A little while, and you will see me no longer, and again a little while and you will see me.—St. John 16:16
John 16 is one of the most intimate chapters of the New Testament. Jesus has just washed the feet of the Apostles (chapter 13) and then we have several chapters of Him explaining at the Last Supper the Father’s love for the Son and the Son’s love for His own Apostles. This is just before the arrest of Jesus Christ. As most of you know, St. John spends nearly half of his Gospel on the Triduum prayer and the Passion and Resurrection, and a large part of this is the Great Commandment and the Great Prayer found from John 13-18.
Because John 16 is the chapter where Christ encourages the Apostles in regards to His own departure to face the cross alone, and because we do not have a long pre-Ascension talk from Our Lord, the Church has amazingly chosen to place John 16 as the chapter of the Sundays leading up to the Ascension. Perhaps this is because Christ was also encouraging His Apostles before the Ascension what it would be like without Him in similar words.
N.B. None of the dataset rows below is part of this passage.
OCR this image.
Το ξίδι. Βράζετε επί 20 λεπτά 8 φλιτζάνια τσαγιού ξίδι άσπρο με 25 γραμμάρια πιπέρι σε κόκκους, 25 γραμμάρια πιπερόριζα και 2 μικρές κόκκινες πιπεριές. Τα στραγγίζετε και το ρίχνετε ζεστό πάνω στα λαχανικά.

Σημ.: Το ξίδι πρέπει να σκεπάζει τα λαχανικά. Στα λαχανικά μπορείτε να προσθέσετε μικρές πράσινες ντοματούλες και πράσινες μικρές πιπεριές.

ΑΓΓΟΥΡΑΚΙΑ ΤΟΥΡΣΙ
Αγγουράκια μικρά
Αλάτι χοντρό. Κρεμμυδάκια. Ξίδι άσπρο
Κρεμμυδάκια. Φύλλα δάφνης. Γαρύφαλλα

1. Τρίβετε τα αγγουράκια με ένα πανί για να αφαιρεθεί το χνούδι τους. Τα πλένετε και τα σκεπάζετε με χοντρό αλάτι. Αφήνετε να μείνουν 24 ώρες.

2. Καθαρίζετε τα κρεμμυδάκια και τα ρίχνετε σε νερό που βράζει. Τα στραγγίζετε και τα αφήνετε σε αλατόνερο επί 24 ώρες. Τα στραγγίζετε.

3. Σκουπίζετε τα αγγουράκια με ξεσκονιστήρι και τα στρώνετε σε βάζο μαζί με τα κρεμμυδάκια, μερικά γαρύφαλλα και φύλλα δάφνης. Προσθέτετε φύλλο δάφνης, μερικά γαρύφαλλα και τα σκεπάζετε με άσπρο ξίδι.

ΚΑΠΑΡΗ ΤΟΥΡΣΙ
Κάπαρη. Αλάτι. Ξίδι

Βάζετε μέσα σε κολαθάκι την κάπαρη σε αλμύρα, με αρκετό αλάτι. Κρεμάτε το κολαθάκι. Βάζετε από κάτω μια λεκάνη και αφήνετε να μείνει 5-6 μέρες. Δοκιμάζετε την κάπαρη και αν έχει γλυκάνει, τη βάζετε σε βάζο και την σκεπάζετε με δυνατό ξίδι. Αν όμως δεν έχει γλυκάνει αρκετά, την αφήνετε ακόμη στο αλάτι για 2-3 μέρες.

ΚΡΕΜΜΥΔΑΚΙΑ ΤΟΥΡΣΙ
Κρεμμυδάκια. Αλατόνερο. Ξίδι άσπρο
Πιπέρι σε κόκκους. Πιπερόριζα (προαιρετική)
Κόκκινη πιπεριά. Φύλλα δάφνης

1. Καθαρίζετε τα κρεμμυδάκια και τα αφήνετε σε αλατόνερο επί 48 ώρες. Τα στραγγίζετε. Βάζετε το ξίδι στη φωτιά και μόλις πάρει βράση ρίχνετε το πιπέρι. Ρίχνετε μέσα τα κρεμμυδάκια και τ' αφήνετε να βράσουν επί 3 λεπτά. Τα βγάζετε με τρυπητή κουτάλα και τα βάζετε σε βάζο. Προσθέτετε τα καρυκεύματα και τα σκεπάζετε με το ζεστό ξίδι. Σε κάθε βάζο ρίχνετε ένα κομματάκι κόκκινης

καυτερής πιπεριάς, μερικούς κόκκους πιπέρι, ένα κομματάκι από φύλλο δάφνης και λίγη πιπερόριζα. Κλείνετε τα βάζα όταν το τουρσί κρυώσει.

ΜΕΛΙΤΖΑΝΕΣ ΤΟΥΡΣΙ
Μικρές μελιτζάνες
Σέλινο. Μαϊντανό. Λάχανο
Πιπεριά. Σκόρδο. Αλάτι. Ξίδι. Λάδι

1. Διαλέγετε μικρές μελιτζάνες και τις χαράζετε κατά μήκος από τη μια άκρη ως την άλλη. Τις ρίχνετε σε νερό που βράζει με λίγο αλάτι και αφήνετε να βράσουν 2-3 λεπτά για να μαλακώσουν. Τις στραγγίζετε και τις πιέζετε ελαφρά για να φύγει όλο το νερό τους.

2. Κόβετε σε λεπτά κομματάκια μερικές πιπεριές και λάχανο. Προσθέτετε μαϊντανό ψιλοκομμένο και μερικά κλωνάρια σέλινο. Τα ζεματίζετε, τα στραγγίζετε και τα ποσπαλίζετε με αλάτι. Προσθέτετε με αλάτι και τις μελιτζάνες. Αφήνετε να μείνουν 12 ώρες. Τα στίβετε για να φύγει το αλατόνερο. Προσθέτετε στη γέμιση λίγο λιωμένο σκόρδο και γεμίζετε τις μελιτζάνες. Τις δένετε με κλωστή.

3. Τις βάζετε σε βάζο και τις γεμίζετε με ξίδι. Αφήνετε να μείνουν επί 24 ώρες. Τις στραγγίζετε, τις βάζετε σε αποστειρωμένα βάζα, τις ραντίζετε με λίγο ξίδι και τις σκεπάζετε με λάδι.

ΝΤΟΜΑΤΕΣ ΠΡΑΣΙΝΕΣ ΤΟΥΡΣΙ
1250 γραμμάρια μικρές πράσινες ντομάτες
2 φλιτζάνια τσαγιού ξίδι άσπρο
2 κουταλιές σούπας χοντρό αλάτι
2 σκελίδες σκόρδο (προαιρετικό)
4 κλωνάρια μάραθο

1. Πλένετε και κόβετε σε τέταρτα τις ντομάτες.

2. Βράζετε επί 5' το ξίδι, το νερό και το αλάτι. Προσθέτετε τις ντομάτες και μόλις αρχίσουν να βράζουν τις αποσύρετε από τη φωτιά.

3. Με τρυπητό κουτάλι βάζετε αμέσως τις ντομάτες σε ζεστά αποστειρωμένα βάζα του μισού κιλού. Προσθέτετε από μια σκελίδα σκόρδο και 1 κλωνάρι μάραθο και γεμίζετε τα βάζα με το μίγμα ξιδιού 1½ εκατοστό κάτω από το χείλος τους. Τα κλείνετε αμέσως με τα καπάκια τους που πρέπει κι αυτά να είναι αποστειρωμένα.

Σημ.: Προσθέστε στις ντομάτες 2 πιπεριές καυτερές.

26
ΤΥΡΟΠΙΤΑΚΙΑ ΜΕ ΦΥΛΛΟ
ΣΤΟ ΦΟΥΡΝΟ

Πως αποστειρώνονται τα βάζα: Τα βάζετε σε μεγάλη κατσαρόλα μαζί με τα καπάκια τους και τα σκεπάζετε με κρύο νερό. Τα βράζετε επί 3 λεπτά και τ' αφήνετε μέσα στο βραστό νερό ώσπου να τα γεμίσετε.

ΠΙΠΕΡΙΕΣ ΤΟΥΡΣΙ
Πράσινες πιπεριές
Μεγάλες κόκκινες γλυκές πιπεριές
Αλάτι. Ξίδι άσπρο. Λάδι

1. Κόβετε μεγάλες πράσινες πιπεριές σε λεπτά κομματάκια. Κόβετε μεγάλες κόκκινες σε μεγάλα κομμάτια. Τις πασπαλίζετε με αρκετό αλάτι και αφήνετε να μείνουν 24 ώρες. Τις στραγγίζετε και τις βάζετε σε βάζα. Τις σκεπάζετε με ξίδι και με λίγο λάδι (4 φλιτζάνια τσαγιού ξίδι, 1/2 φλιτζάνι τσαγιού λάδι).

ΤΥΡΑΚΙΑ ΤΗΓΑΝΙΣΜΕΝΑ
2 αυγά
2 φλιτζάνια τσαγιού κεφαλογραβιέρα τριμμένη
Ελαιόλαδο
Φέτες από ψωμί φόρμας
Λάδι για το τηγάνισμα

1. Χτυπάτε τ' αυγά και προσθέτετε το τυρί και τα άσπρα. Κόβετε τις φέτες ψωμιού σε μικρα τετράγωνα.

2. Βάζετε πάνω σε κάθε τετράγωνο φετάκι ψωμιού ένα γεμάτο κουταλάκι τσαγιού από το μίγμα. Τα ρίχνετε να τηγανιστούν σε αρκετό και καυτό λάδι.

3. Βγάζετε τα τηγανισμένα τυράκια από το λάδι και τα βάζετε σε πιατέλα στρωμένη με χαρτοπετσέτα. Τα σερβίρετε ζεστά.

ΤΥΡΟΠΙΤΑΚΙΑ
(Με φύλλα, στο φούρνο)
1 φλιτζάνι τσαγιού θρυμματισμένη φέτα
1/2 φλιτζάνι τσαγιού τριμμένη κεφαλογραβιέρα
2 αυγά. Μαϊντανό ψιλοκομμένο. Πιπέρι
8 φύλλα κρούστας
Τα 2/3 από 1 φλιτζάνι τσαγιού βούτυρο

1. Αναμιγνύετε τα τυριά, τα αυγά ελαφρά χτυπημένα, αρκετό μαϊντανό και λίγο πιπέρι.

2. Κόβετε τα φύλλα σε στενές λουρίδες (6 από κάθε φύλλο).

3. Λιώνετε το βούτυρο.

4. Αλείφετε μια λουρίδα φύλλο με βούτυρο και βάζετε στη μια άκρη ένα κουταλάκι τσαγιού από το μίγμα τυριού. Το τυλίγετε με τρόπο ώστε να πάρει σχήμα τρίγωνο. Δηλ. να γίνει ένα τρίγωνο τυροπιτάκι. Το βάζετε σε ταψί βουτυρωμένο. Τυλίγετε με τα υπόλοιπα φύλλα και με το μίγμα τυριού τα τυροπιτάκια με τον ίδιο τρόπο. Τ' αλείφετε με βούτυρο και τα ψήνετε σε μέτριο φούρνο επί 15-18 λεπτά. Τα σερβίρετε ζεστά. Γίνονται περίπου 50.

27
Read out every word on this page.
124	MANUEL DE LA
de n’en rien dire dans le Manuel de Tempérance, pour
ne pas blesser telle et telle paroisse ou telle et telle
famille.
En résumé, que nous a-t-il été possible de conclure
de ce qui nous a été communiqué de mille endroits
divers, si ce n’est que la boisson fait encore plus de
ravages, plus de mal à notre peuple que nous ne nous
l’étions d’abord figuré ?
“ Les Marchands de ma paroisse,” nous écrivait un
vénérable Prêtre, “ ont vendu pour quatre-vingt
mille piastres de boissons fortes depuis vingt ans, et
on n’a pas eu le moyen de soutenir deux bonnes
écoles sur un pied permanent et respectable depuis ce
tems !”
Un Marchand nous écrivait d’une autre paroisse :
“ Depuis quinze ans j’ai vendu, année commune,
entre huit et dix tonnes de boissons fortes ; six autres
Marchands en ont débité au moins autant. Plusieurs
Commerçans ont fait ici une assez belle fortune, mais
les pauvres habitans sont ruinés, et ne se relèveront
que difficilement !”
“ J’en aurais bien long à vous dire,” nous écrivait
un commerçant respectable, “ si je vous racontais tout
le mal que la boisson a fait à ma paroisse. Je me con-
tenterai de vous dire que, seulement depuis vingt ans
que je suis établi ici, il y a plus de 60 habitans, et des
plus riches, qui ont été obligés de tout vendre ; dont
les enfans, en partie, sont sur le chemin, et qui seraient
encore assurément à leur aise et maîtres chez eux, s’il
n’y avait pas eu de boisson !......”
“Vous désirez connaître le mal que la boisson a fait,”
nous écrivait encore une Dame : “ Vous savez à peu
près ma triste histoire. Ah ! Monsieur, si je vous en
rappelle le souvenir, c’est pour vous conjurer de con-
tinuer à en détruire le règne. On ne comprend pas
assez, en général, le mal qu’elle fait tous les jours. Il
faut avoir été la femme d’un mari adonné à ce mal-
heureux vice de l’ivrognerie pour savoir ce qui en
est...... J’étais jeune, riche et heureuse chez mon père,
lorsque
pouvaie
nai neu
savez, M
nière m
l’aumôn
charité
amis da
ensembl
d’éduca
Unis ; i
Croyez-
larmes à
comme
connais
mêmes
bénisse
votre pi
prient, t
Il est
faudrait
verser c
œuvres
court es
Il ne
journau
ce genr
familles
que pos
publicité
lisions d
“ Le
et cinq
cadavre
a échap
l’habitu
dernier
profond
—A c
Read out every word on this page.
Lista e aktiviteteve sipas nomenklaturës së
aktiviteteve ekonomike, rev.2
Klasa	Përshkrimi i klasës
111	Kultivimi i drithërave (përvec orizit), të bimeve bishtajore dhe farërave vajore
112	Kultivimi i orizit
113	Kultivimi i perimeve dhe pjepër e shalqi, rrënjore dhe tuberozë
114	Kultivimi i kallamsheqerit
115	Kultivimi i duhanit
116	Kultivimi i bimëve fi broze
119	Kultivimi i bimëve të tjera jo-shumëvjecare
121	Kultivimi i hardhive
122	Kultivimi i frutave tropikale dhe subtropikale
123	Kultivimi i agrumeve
John 16 is also a chapter about how the life of a Christian in this valley of tears on earth will be the exact opposite of one who walks through this life without Christ. We Americans are used to so many evangelical T-shirts and Catholic stadium conferences telling us how saccharine-sweet joyful we should be to prove we’re actually Christian. But Christ strangely predicts the exact opposite about how his followers would look for most their stay on this wounded earth:
Truly, truly, I say to you, you will weep and lament, but the world will rejoice. You will be sorrowful, but your sorrow will turn into joy.—John 16:20
In other words, our sorrow on earth will become joy only in heaven if we’re actually living the faith here enough to be persecuted for it. Now, the next line from John 16 has been my mental prayer repeatedly this past week, especially I think of my mother’s recent passing into eternity. I had known for a long time that even the early Christians had named their death-date as their “birthdate,” but I had never noticed that the glories of heaven will be so great that we won’t even “remember” the pain we suffered on earth:
When a woman is giving birth, she has sorrow because her hour has come, but when she has delivered the baby, she no longer remembers the anguish, for joy that a human being has been born into the world.—John 16:21.
I believe that Jesus is here asserting that our life on earth is like a woman giving birth, full of grieving and pain. What kind of Christian husband—Catholic or non-Catholic—would go up to his wife during the very last moments of her labor and say, “Honey, hey, you’re a Christian, so can you please try to show all the labor and delivery nurses how joyful you are instead of all this crying and yelling? We need to show how happy we are!”
Of course, that would be preposterous. And so Jesus says in the very next line:
So also you have sorrow now, but I will see you again, and your hearts will rejoice, and no one will take your joy from you.—John 16:22
Assisting my mother on her death bed just about six or seven weeks ago, I think a lot about how she gave birth to me, and how I as a priest helped birth her into eternal life (please, God) not by my merit but by the sacraments and old-rite prayers of commendation of the soul.
In John 16, then, Christ is comparing our entire life on earth to a woman giving birth. What then will heaven be like? Of course, no eye has seen, nor ear heard, nor the heart of man imagined what God has prepared for those who love Him.—1 Cor 2:9. But apparently has deemed that the least bad earthly analogy for our first glimpse of heaven comes from a woman immediately post-partum, seeing her baby for the first time.
Notice that this isn’t my pious or pro-life extrapolation. It’s right from the above verses in bold from Our Lord that shows that the beatific vision is not unlike a woman holding her baby for the first time, looking him in the eyes, full of tears, after a long and painful labor: but when she has delivered the baby, She no longer remembers the anguish, for joy that a man has been born into the world.
The thing I had never noticed about the above verse until studying it in Greek this week is those lines, “I will see you again.” Sometimes simple lines in English escape me when reading the Bible, while Greek words stick out at me since I’m obviously better at English than Greek. In foreign languages, we catch things we don’t see in our own language. But it really sticks out in the Greek that this promise after all the grieving and distress comes down to Christ’s unbreakable promise: “I will see you again.” (πάλιν δὲ ὄψομαι ὑμᾶς.—Jn 16:22.)
The line “I will see you again” makes me think a lot about my Mom and when (and where?) I will see her again. “I will see you again” also makes me think a lot about Jesus saying that to the Apostles before His arrest that Holy Thursday night. “I will see you again” makes me think of why the ancient Church put John 16 as numerous Sunday Gospels of the TLM leading up to Ascension Thursday. But most of all, “I will see you again” makes me think of heaven, and what it will be like (if I am saved, please God—quite hard as a priest, according to the saints) and then get to see Jesus eye-to-eye for the first time after a hard-go at it after the distresses of this valley of tears. Then, I hold onto his promise of seeing Him face to face: No one will take your joy from you.